It's a bit surprising to think of conservatives lusting after notoriety. And yet, close observation reveals exactly that. Conservatives aim to be notorious.
I've actually tried various adjectives to describe their ostentatious, grand-standing, spot-light hogging, obstreperous and often obnoxious behavior. Notoriety occurred to me quite late. Probably because notorious, at least in recent history, seems the very antithesis of conservative. Who can forget the cloth-coat Republicans with whom Richard Nixon identified in contrast to Sherman Adams, who had to resign as Eisenhower's chief of staff over the gift of a vicuña coat to his wife?

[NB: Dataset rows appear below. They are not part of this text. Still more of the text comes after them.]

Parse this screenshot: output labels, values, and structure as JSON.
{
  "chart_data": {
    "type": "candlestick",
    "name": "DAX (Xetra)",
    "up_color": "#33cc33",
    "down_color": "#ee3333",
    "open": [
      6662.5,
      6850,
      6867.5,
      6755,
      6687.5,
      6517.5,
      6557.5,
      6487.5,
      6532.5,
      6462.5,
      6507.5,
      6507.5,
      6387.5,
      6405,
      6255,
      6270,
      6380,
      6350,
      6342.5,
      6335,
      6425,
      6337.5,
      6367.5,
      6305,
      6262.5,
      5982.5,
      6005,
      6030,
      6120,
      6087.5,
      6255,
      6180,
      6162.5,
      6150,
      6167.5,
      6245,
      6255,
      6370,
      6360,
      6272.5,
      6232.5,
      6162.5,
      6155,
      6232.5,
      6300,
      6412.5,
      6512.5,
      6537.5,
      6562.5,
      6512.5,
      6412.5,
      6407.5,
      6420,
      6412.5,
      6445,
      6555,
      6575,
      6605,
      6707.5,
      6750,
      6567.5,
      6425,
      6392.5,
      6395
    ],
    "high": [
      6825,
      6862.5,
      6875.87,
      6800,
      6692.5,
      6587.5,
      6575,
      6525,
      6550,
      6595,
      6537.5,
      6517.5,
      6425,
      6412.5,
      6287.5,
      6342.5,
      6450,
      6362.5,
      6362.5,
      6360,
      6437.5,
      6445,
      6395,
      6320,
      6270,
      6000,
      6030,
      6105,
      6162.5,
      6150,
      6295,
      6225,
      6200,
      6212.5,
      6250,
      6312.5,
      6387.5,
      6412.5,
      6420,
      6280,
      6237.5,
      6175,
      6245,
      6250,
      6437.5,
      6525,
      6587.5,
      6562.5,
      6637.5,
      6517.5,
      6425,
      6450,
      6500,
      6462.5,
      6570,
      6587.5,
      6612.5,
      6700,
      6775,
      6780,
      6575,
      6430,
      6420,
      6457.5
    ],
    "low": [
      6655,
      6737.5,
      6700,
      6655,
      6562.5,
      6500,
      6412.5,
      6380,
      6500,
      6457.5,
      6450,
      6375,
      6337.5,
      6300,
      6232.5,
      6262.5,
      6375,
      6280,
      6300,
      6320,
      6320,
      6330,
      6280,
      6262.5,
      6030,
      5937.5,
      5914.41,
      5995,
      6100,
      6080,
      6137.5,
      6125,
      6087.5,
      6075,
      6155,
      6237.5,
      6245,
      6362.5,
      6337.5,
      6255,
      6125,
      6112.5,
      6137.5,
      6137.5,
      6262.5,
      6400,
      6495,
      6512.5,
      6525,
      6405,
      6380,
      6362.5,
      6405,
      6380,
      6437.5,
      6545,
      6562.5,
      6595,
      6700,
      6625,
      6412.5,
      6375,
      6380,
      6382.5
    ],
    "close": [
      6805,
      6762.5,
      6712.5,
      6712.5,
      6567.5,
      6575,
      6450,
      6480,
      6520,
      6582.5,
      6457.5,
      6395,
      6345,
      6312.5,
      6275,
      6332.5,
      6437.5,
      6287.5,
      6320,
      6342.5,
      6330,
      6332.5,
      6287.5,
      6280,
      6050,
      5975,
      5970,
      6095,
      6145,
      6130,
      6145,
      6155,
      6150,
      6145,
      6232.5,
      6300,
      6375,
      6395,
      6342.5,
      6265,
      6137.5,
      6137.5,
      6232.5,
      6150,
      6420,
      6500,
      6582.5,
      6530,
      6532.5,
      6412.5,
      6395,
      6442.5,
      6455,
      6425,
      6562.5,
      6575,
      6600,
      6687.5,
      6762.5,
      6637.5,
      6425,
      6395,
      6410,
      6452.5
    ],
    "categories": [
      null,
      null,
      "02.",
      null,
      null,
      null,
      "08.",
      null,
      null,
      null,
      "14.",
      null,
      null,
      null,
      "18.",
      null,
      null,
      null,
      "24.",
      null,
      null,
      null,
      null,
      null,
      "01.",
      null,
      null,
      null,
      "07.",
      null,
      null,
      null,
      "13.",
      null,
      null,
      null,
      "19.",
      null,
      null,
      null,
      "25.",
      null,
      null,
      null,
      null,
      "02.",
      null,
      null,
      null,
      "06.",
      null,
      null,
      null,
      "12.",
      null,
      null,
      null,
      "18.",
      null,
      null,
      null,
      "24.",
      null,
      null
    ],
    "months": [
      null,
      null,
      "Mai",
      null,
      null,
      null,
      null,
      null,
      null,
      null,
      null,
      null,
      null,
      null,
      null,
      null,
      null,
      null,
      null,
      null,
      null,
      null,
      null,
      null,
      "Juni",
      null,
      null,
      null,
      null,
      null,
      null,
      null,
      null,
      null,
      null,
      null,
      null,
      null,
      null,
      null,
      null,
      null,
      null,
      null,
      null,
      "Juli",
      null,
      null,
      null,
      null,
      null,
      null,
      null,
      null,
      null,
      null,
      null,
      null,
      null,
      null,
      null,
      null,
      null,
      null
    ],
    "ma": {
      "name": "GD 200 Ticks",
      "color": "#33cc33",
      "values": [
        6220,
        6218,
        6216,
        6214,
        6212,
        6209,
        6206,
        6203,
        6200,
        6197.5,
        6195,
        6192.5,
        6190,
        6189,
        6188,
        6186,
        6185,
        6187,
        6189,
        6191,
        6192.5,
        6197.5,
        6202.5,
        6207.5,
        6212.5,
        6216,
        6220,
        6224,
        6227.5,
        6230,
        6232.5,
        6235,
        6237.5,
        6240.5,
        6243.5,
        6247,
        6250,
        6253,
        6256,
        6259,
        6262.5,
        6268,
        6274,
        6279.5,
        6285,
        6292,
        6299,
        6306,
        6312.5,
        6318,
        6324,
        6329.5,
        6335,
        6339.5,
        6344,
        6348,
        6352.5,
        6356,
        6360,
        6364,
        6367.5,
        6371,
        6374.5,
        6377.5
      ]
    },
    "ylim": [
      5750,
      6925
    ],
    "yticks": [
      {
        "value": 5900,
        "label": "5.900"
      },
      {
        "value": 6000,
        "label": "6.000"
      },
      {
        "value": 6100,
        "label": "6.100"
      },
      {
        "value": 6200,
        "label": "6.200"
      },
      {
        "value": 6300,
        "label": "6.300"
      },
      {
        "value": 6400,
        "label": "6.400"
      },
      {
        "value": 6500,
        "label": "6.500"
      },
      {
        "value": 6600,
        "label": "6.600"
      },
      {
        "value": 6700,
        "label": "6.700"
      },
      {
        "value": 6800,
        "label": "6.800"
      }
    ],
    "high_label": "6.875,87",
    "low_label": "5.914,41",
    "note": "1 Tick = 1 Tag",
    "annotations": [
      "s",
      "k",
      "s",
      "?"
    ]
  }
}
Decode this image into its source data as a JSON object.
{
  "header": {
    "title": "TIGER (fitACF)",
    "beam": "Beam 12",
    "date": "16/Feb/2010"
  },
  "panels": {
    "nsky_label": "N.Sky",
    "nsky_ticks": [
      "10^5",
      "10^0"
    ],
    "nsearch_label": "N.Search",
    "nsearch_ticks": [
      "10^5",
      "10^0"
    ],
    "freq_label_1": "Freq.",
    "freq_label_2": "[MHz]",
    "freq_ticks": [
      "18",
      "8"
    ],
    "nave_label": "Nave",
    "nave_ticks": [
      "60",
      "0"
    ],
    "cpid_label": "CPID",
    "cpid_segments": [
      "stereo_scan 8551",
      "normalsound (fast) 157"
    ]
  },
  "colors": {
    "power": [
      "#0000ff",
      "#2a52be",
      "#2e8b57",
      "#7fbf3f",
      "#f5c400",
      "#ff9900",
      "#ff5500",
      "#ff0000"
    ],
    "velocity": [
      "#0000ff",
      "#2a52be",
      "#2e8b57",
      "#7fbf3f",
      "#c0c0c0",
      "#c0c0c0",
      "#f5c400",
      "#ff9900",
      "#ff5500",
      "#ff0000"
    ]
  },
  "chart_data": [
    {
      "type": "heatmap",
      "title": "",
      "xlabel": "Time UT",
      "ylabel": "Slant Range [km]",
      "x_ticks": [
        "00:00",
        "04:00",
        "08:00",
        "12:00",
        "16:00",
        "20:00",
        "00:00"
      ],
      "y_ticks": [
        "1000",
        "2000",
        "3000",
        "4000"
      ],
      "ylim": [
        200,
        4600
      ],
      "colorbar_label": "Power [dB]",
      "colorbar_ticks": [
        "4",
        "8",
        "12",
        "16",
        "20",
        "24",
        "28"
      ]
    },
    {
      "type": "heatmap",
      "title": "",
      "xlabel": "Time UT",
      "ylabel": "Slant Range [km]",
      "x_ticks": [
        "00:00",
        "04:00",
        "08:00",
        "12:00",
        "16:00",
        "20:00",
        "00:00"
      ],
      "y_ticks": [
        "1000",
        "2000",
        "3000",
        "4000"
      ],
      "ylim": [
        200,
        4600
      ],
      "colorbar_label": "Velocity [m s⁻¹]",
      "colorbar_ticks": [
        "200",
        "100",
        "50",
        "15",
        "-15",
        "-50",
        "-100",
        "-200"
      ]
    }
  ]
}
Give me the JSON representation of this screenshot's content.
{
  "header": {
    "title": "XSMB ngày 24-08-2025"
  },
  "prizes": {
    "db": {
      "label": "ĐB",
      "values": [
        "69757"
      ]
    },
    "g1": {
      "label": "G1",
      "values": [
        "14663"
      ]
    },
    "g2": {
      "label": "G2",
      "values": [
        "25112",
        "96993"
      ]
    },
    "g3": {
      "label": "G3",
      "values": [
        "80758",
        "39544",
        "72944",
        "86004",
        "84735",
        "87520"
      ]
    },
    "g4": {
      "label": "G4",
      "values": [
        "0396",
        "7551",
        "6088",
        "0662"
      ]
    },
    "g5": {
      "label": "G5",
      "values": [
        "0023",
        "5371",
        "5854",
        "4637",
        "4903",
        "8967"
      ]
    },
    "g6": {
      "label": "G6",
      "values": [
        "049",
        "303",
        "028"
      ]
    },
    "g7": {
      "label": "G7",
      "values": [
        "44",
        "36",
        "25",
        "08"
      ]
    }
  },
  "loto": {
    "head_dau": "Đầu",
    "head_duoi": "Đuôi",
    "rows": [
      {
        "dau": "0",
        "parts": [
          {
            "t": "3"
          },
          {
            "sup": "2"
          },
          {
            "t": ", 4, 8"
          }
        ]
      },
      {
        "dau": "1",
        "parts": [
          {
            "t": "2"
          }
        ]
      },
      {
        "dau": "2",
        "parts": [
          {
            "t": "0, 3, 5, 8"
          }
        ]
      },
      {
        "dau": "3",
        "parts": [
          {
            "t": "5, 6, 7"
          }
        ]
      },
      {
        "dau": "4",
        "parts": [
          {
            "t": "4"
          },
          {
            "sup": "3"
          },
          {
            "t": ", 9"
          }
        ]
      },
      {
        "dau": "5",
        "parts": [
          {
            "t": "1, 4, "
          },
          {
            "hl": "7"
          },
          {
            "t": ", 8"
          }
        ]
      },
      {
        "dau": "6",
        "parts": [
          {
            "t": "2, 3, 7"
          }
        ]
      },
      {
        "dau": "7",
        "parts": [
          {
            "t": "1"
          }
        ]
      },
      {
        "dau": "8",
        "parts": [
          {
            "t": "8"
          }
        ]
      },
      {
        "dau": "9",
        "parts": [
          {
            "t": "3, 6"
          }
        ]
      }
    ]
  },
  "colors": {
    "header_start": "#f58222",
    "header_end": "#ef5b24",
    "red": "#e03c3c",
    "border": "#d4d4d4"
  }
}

Of course, the Sherman Adams experience, which Nixon recalled to the end of his days, is sort of a two-fer. It let Nixon pretend to be modest while tooting his own horn and to blame a competitor's political demise on a wife's whim for a fur coat. Perhaps Sherman Adams, who went on to operate a ski lodge in New Hampshire, was actually the last practitioner of honest stewardship. Leaving behind "the flamboyant personalities such as U.S. Senator Joseph McCarthy and anti-Communist crusader Whittaker Chambers" might well have been a relief after six years in the White House.
In any case, reading up on Adams has given me yet another adjective for our recent crop of "conservatives," flamboyant. That's surely a good word to describe the flame-topped Donald.